Bisher wurden die Beschwerden jeweils von der nächst höheren Instanz abgeschmettert mit den immer selben fadenscheinigen Begründungen (Unterlagen nicht komplett, keine Mithilfe des Antragstellers usw.). Auch bei Meldungen von Drohungen, Erpressung, Fehlern, Empathielosigkeit und weiteren untragbaren Zuständen waren Beschwerden fast immer aussichtslos. Mit diesem Fehlentscheid (immerhin sehr knapp: mit drei gegen zwei Stimmen) befürchten nun viele, dass der Rest der Schweiz nachziehen wird. Schliesslich lässt es sich doch viel angenehmer arbeiten, wenn sich niemand mehr beschweren kann.

 

Die Verschärfung des Sozialhilfegesetzes in Zürich ist nun also Tatsache. Wer hätte das gedacht.

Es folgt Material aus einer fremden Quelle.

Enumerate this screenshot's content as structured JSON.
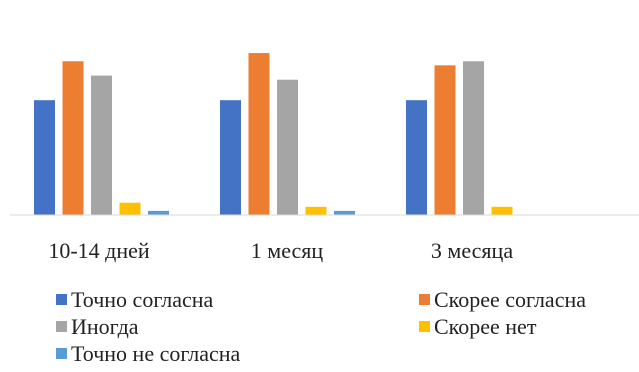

Damit können sich Menschen, die im Kanton Zürich auf die Sozialhilfe angewiesen sind, nicht mehr direkt gegen Auflagen wehren. Das Sozialhilfegesetz des Kantons Zürichs erlaubt es den Behörden, wie in vielen anderen Kantonen auch, die Sozialhilfe von Auflagen abhängig zu machen. Die Behörden können zum Beispiel verlangen, dass jemand eine günstigere Wohnung sucht. Befolgt ein Betroffener die Weisung nicht, kann ihm die Behörde die Sozialhilfe kürzen. Der Kantonsrat ergänzte diesen Artikel mit einer zusätzlichen Bestimmung. Sie lautet wörtlich: «Auflagen und Weisungen sind nicht selbständig anfechtbar». Katastrophal: Da fragt man sich zurecht, was genau bei "Sozialhilfe" noch sozial ist, und welcher Teil davon Hilfe darstellt.

 

Konkret bedeutet das: Erst wenn ein Betroffener sich weigert, eine Weisung zu befolgen und ihm deshalb die Sozialhilfe gekürzt wird – erst dann kann er sich rechtlich gegen eine solche Weisung wehren. Das sei eine massive Einschränkung der Grundrechte, argumentierten verschiedene Organisationen und reichten zusammen mit drei Sozialhilfebezügerinnen eine Beschwerde ein.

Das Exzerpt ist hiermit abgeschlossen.